Prof Alison Lumsden, of the University of Aberdeen, said criticism of Scott over the 'shortbread tin lid' view of Scotland should be put aside.
Academics from around the world will gather in the city this week at a conference to discuss his legacy.
Prof Lumsden said the complexity of Scott's work should be recognised.
She said: "At the time of the publication of Waverley in 1814 Scott was already a best-selling poet and the anonymous Waverley was soon to become a phenomenal success, with sales of the novel outstripping those of all others combined that year.
"But Scott has often been given a bad press for producing a redundant image of Scotland that is based on tartan, stags and romantic Highland scenery.
"This is far from the full picture and the more we read his work and talk about it to those outside Scotland the more we recognise its complexity.
Sir Walter Scott factfile
- Born in Edinburgh, 15 August 1771
- Works included The Lady of the Lake, Waverley, Rob Roy, The Heart of Midlothian and Ivanhoe
- Described as "a born storyteller who could place a large cast of vivid and varied characters in an exciting and turbulent historical setting"
- Died at Abbotsford, 21 September 1832
- Considered a founder of a "virtually new literary form" -the historical novel
- A literary prize is presented in his name annually
Source: Encyclopaedia Britannica
"While some of the many adaptations of Scott offer such cliched stereotypes of Scotland, Scott writes fiction that confronts many of the issues that are relevant for Scotland today and offers surprisingly modern conclusions."
Prof Lumsden has been part of a team, led by Professor David Hewitt, also from the University of Aberdeen, which has spent almost three decades restoring Scott's work to produce the Edinburgh Edition of the Waverley Novels.
She says this edition has identified and eliminated many of the errors made by printers - but frequently attributed to Scott himself.
She suggested those errors may have arisen as printers rushed to meet demand for his work and to decipher his famously "spidery" writing.
"As a result of the speed at which Scott's novels were produced, the printers often misread words and got the punctuation very wrong," she said.
"People used to say he was a sloppy writer but almost every example of poor writing we have come across in the novels involves errors in the production process."

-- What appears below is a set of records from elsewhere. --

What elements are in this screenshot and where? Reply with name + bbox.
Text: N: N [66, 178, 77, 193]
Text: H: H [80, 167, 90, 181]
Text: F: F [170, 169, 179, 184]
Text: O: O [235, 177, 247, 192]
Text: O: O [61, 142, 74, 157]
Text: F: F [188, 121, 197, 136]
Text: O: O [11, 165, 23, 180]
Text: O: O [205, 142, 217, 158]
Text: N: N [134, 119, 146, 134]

She added: "It is time to put an end to the common belief that Scott was sloppy and slapdash as many of these errors are now recognised as resulting from the printing process."
To mark the bicentenary of Waverley, Prof Lumsden will welcome delegates from around the world to the university's Sir Duncan Rice Library, which houses one of the best collections of print materials related to Scott anywhere in the world.
They will use the collection, which contains not only all of Scott's works but also comic books, dramas and other items derived from Scott, to re-examine his output and the legacies he has left to modern Scotland.